雖帛書已化盡,可旅程仍未畫下休止的記號。
回到株洲市街,夜幕又已低垂。
湘江的夜、株洲的住民,很多方面上看來都比索居莞城北郊的我們,要來得悠閒許多。
神農廣場前,隨自水舞樂音起舞者眾。亦有不少市民或如同我們一般的過客,正靜靜地欣賞著水、光、音樂織起的夜景,低頭私語著屬於自己當下的感動。
換個鏡頭。夜湘江畔,也是熱鬧。散步、慢跑的居民皆有,還有一部份在人造砂灘上堆塔、砌城或是打打排球,更有部份在環形的露天廣場注視著一個虛構的世界,構織一座自己的幻想,以待夢鄰。
巴賽隆那的主將一腳踢走了曼徹斯特的野心。CCTV體育台反覆報導這個的早晨,我正收拾行李,除了換洗衣物之外,也開始整理起這短短數日之旅中的回憶。
株洲至長沙。一路上跟隨著的,是湖南的湘夫人。
多年以前,曾寫過一首關於湘江的短俳。首見其影,當時的心情重回了現場。青澀的、還帶點天真的情純,現在憶起,仍有點害躁。名字裡帶著湘字的佳人,雖已無其音訊許久,可記憶之深,不易忘卻。加之少年情懷,雖想倆相忘於江湖,情卻如有石千仞重,深深沉入湖心。
才一恍惚,湖南省博物館便已出現在旅人們的左前方。
西漢馬王堆墓葬群,又喚起了與湘夫人的回憶。
那年,馬王堆文物群以漢代文物大展之名,千里迢迢地來到了座落外雙溪的台北故宮。藉此機會,才有了與她相會的理由。而今才覺,原來那些年會如此頻繁地北上看展,或許有一大半都是為了想見的相見吧。
如今,來到珍藏馬王堆文物的此地,心中又是一陣唏噓不已之感,油然而生。
漢文物仍與當年的相逢一般。十數年的光陰,對它們來說,或許僅是漫漫時河中維持數十秒的短暫渦流。可是,這樣的長度,已然佔據了累積至今記憶的大部。

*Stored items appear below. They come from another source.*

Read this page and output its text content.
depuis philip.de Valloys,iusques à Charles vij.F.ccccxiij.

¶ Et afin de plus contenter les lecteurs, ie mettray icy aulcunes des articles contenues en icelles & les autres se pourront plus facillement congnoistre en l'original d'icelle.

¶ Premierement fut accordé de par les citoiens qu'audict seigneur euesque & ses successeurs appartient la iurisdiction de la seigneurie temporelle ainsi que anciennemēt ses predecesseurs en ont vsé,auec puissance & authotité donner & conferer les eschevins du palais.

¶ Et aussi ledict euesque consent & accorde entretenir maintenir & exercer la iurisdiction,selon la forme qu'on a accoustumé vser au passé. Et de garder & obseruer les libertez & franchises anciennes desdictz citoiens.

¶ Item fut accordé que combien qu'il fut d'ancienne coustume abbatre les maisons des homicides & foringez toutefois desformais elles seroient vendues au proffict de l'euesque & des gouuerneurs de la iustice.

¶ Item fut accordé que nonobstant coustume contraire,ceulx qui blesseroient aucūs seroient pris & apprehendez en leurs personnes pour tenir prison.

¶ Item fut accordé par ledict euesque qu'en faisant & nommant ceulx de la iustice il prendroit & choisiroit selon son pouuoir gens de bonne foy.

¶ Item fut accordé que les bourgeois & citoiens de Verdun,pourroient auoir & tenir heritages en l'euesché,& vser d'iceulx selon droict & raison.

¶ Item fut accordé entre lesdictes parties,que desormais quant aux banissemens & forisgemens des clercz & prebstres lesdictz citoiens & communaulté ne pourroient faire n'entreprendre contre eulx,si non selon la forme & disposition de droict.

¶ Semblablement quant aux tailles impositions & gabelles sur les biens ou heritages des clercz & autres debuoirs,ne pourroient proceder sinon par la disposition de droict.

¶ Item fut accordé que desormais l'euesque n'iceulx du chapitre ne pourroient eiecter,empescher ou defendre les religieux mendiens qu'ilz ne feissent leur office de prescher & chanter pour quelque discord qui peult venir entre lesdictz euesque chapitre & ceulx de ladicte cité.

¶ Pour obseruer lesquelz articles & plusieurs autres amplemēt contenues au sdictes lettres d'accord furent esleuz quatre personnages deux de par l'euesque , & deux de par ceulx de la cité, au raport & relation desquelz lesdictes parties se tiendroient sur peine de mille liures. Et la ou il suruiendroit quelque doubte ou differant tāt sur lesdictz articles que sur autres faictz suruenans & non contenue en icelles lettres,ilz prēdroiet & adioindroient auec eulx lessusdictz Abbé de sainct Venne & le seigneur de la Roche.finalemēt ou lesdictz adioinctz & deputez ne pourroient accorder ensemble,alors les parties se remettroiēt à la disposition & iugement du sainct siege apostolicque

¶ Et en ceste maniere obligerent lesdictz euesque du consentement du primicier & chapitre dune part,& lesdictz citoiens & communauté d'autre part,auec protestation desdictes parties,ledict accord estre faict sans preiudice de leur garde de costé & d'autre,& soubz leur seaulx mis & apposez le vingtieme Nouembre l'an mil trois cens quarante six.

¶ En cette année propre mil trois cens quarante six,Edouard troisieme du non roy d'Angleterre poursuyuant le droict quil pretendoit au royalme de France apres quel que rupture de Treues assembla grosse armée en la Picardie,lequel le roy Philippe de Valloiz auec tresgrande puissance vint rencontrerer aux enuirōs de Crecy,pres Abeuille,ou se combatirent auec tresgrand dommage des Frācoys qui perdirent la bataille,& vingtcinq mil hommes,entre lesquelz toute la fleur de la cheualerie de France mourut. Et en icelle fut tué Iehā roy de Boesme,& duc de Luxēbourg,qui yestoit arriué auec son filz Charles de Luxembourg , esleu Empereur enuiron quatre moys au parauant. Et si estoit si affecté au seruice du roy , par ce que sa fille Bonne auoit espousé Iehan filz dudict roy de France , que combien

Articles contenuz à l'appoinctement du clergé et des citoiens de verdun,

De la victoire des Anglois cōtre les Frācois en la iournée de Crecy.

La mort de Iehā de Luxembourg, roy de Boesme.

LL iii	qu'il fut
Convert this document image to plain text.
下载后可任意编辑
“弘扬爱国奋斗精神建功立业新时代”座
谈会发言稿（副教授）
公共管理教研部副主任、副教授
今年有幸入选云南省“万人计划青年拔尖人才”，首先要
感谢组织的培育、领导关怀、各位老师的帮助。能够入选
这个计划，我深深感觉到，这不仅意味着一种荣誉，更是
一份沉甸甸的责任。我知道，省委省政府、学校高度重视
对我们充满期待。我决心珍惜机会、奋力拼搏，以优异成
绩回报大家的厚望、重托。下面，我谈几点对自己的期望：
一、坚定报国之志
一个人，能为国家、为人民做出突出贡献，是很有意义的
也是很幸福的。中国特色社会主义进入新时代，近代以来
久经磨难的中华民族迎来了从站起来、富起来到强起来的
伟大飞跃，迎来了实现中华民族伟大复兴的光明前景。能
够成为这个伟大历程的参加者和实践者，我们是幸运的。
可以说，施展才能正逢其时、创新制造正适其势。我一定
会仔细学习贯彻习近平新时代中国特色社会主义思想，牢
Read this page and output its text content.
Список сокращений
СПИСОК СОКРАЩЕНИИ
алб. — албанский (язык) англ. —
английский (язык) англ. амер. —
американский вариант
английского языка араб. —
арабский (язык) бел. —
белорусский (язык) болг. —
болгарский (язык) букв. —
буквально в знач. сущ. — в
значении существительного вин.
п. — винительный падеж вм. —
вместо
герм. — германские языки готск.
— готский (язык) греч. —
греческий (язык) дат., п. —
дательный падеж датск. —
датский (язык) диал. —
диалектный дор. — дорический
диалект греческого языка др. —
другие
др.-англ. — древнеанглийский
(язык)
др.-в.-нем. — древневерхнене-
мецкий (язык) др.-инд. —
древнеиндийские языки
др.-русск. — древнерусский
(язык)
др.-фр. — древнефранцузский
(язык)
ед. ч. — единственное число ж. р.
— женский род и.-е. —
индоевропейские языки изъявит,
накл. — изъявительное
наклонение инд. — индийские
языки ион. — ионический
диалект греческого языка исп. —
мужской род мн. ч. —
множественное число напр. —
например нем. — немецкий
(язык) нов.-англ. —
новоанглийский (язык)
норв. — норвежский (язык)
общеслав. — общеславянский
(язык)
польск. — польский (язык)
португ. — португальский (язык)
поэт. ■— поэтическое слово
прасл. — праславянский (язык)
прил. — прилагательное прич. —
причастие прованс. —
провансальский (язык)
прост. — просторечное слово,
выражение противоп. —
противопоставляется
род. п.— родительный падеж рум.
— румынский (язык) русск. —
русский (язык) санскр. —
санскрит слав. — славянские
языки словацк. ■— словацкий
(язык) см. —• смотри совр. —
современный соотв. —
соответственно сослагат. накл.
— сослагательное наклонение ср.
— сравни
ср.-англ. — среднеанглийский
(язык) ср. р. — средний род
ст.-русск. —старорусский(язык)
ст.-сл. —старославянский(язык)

大江東去,浪濤盡。千古風流人物,亦僅為彈指一瞬、清煙一縷。
午後長沙城上的日照赤豔。
伴著湘江的岳麓山裡,自北宋年起便講學不輟的嶽麓書院,現正活存於湖南大學的校園裡,作為該校歷史學系的活教本。
濂溪、朱子、二程都曾為這兒的過客。百代過往,如今我也成了諸多過客裡的一名,於午後、於清風、於綠蔭、於迴廊、於廳堂,靜觀著書院的千年風華,亦拾起學生時代,孜孜於古文裡的艱澀記憶。
表皮深黑的長沙臭豆腐,喫起來沒有想像中可怕。
走在岳麓山下山的坡道上,遊人、小販與湖南大學的學生交織。
岳麓山腳的東方紅廣場,與東莞城區的步行街比起來,亦是不遑多讓的。
前往長沙南站的途中。遠遠湘江裡的橘子洲,年輕時的毛目送著湘江長沙段二橋上來來往往的車行。石刻的雙眼,是想著什麼呢?中國的蛻變,如此飛速。或許,那雙眼裡,掩藏著我們不知曉的訝異。
時光飛逝。
轉瞬間,南嶺已入。前方的停靠站,便是韶關。不消三刻,地處番禺的廣州南站就要到了。
時光飛逝。
揉揉帶有倦意的眼,才發現東江已在腳邊。遠方的凱景有如一座燈塔,以綠色的光束,指引出我們返抵的方向。
夜已深沉。
潢涌上一村的水泥路上,那明暗不定的光,是再熟悉不過的一種氛圍。
蛙鳴,以及薄薄的夜霧。
不停地踩著齒輪的轉動,鏈條帶動軸承,將疲倦的旅人運送返家。
南堤大街裡的夜是一片靜寂。只有齒輪的咖唧聲,在這兒空轉。
夜早深沉。
隨著旅人的沉眠,深深深沉。
附註:本文刊登於東莞台商子弟學校「心橋電子報」,2011年9月2日。